На моей руке было кольцо. Куда вы его дели? Это подарок Карин, и я желаю получить его обратно. Могу носить его на другой руке. Обязательно верните его мне, оно для меня кое-что значит, даже очень много. Если же вы просто украли его, берегитесь — я упеку вас, сукиных сынов, в тюрьму, как только избавлюсь от этих бинтов. Грязные сволочи, ворюги проклятые — взяли да стащили кольцо с моей отрубленной мертвой руки! Вы ограбили мертвеца — вот что вы сделали! Так где же мое кольцо, где кольцо, Карин, где оно? Да ответьте же, а то я вот-вот снова уйду под воду. Желаю получить обратно кольцо. Вы отняли у меня руку. Неужели этого мало? А кольцо — мое. Оно принадлежит мне и Карин, это наше кольцо. Так где же оно, скажите. Ну скажите, пожалуйста! Рука, на которой оно было, мертва. Но ведь всякое кольцо должно красоваться на живой руке, гнилое мясо кольцами не украшают. Считалось, что оно будет всегда на моем живом пальце, на моей живой руке, ибо оно означало жизнь.

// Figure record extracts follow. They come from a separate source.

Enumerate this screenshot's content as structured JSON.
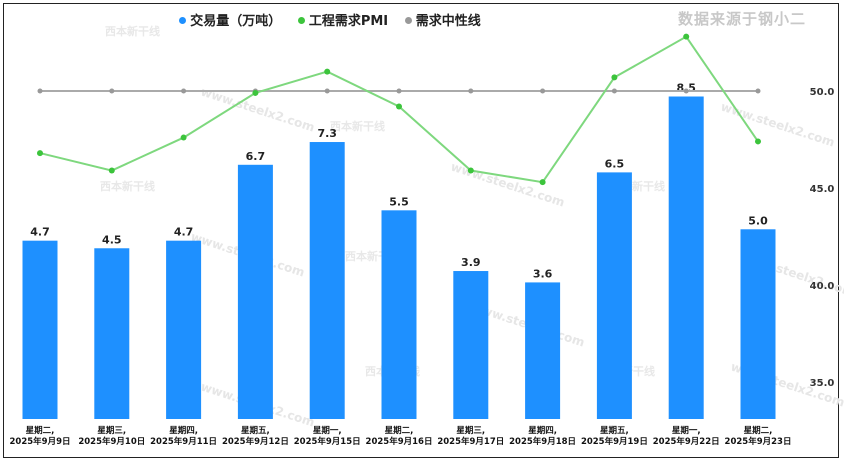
{
  "chart_data": {
    "type": "bar",
    "categories": [
      [
        "星期二,",
        "2025年9月9日"
      ],
      [
        "星期三,",
        "2025年9月10日"
      ],
      [
        "星期四,",
        "2025年9月11日"
      ],
      [
        "星期五,",
        "2025年9月12日"
      ],
      [
        "星期一,",
        "2025年9月15日"
      ],
      [
        "星期二,",
        "2025年9月16日"
      ],
      [
        "星期三,",
        "2025年9月17日"
      ],
      [
        "星期四,",
        "2025年9月18日"
      ],
      [
        "星期五,",
        "2025年9月19日"
      ],
      [
        "星期一,",
        "2025年9月22日"
      ],
      [
        "星期二,",
        "2025年9月23日"
      ]
    ],
    "series": [
      {
        "name": "交易量（万吨）",
        "type": "bar",
        "color": "#1e90ff",
        "values": [
          4.7,
          4.5,
          4.7,
          6.7,
          7.3,
          5.5,
          3.9,
          3.6,
          6.5,
          8.5,
          5.0
        ],
        "data_labels": [
          "4.7",
          "4.5",
          "4.7",
          "6.7",
          "7.3",
          "5.5",
          "3.9",
          "3.6",
          "6.5",
          "8.5",
          "5.0"
        ]
      },
      {
        "name": "工程需求PMI",
        "type": "line",
        "color": "#7ed87e",
        "marker_color": "#3cc43c",
        "values": [
          46.8,
          45.9,
          47.6,
          49.9,
          51.0,
          49.2,
          45.9,
          45.3,
          50.7,
          52.8,
          47.4
        ]
      },
      {
        "name": "需求中性线",
        "type": "line",
        "color": "#aaaaaa",
        "values": [
          50,
          50,
          50,
          50,
          50,
          50,
          50,
          50,
          50,
          50,
          50
        ]
      }
    ],
    "right_axis": {
      "ticks": [
        "50.0",
        "45.0",
        "40.0",
        "35.0"
      ],
      "tick_values": [
        50,
        45,
        40,
        35
      ],
      "ylim": [
        32.5,
        55
      ]
    },
    "bar_axis": {
      "ylim": [
        0,
        10.2
      ]
    },
    "legend_position": "top-center",
    "grid": false
  },
  "source_note": "数据来源于钢小二",
  "watermarks": [
    "www.steelx2.com",
    "西本新干线"
  ]
}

«Мне его подарила мама. Это настоящий лунный камень. Теперь носи его ты».

«Не налезет».

«На мизинец, дурачок, попробуй на мизинец».

«А ведь правда».

«Я же говорила…»

«Ты моя ирландочка».

«Джо» милый, что-то мне вдруг стало страшно. Поцелуй меня еще раз».

«Не стоило выключать свет. Как бы твой старик не рассердился».

«Да целуй же! Ничего он не рассердится. Мой Майк все понимает».

«Маленькая моя ирландочка, маленькая, милая ирландочка».

«Не уезжай, Джо, прошу тебя — не уезжай!»

«Но ведь меня призвали — уж теперь никуда не денешься».

«Они убьют тебя».

«Может, и убьют. А вообще-то не думаю».

«Не думаешь! А сколько убили ребят, которые тоже не думали! Не уезжай, Джо, прошу тебя».

«А сколько ребят вернулось!»

«Я люблю тебя, Джо».

«Ты моя ирландочка».

«Никакая я не ирландочка, я венгерочка».

«Ты полуирландочка, полувенгерочка, но все-таки ты похожа на ирландочку. У тебя глаза и волосы — как у маленькой ирландочки».

«О, Джо…»

«Только не плачь, Карин, пожалуйста, не плачь».

Внезапно на них упала тень, и оба подняли глаза.

«Прекратите немедленно! Прекратите, черт вас побери!»

Старик Майк Бэркмэн — и как ему только удалось так тихо войти в дом? — стоял над ними в полумраке и пристально глядел на них.

Они лежали рядышком на диване и тоже глядели на него. Бэркмэн казался каким-то карликом-переростком, потому что двадцать восемь лет работы на угольных шахтах Вайоминга сгорбили его. Двадцать восемь лет под землей с красной книжечкой союза «Индустриальные рабочие мира» в кармане и со злобой на весь мир. Он стоял и глядел на них, а они не шевелились.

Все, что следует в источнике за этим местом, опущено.